The relationship with my ex was the best and the worst thing that happened in my life. I loved him so much, and he hurt me. Because of him I was in pain for too long. I was there for him when no one would ever be. No one would stay by his side except me, I know it. We spent a wonderful time together, but also time with him sometimes was a living nightmare. After a certain time I realized that I was a victim. He abused me emotionally but I loved him, even when he didn’t deserve to be loved.
We are not together for a while now, but sometimes I think about him. About our memories, about time we spent together. There are some moments when I would give anything to be with him again. But in next moment I find out that everything would be the same. He is not going to change, he will be the same person. The truth is that I changed. After him I started to love myself, to care about myself. The pain I was going through because of him is just a lesson for me, not defeat. There are many things I wish I could tell him, but I guess I won’t have any chance to.
I loved him. He was everything I ever wished for, but at the end, he showed me his other side. And I didn’t like that side. Maybe that side of his personality was there all the time, but I couldn’t see it because I was blinded. I guess I will never find out.
After all this time while we are not together, there are things I wish I could tell to him. Maybe one day he will read this.
I don’t hate you, I really don’t. I have every right to hate you, but I just don’t. You were a part of my life for so long. We shared so many wonderful memories, so I just can’t hate you. Hate can’t grow out of love, so here I am. I don’t hate you. You are just part of my past, and that is it.
I hope you are happy. To be honest, your happiness was always more important than my own. So I wish you all the best, and I really, really hope that you are happy.
And I really hope she loves you. Maybe she is not like me at all, actually no one will be like me, but I really hope that she loves you. At least half as much as I did.
Maybe I still love you, but not like before. Actually, I don’t love you like before. Can you ever truly unlove someone? I don’t think so. You meant a lot to me, you were a big part of my life, so probably it is normal to feel this way.

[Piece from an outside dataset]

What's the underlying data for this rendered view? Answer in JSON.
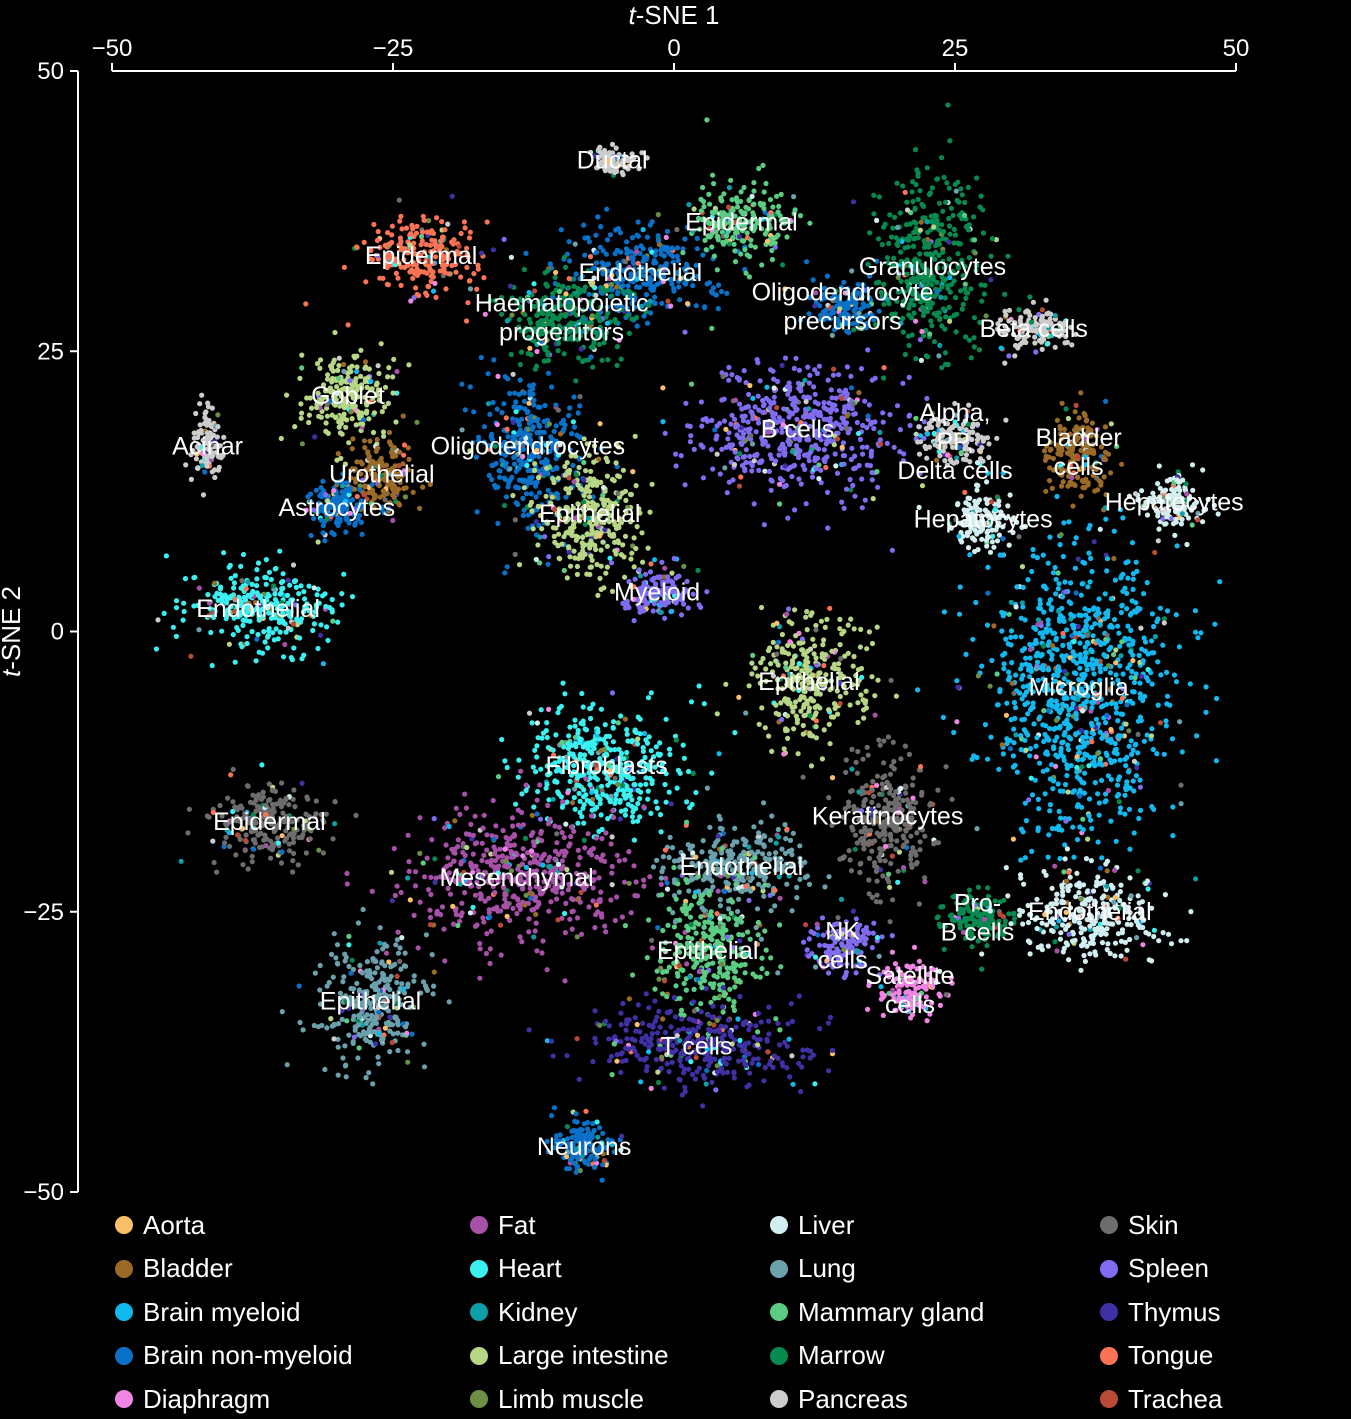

To be honest, I wish we could have lasted. Maybe this sounds desperate, but sometimes I wish this. I was ready to do anything for you, to make you happy. But no matter what, you chose to leave me, and maybe it is okay. But sometimes I wish we could have lasted, but you didn’t give me the chance.
I’m sorry. I am sorry for all the moments when I hurt you, when I let you down. Maybe moments like this never existed, but I really need to say sorry. I’m sorry for everything.
And I miss you. No matter how bad you treated me I still miss you. You were my life, my first love, my everything. And I have days when I miss you so, so much. I miss your lips, your eyes, your voice. And I really miss your hugs, no one will ever hug me that way. To be honest, I recognize your smell even today, and my heart breaks a little every single time.
You hurt me. The pain I was going through because of you was unbearable. I could feel pain in every part of my body. It was part of me. That was the hardest part, that pain. Even today when I remember how it was like, I have a really bad feeling in my stomach. You literally destroyed me, you killed me. Damn, you shattered my soul and my heart. My heart was full of scars. And it took me years to get better.
Now I am okay. No matter what happened to us, and no matter that you destroyed me, I am okay. Like I said, it took me years to get better, but I am okay now. Actually, I never was happier, I love myself, I love my life. The world exists without you, and I thought it would not.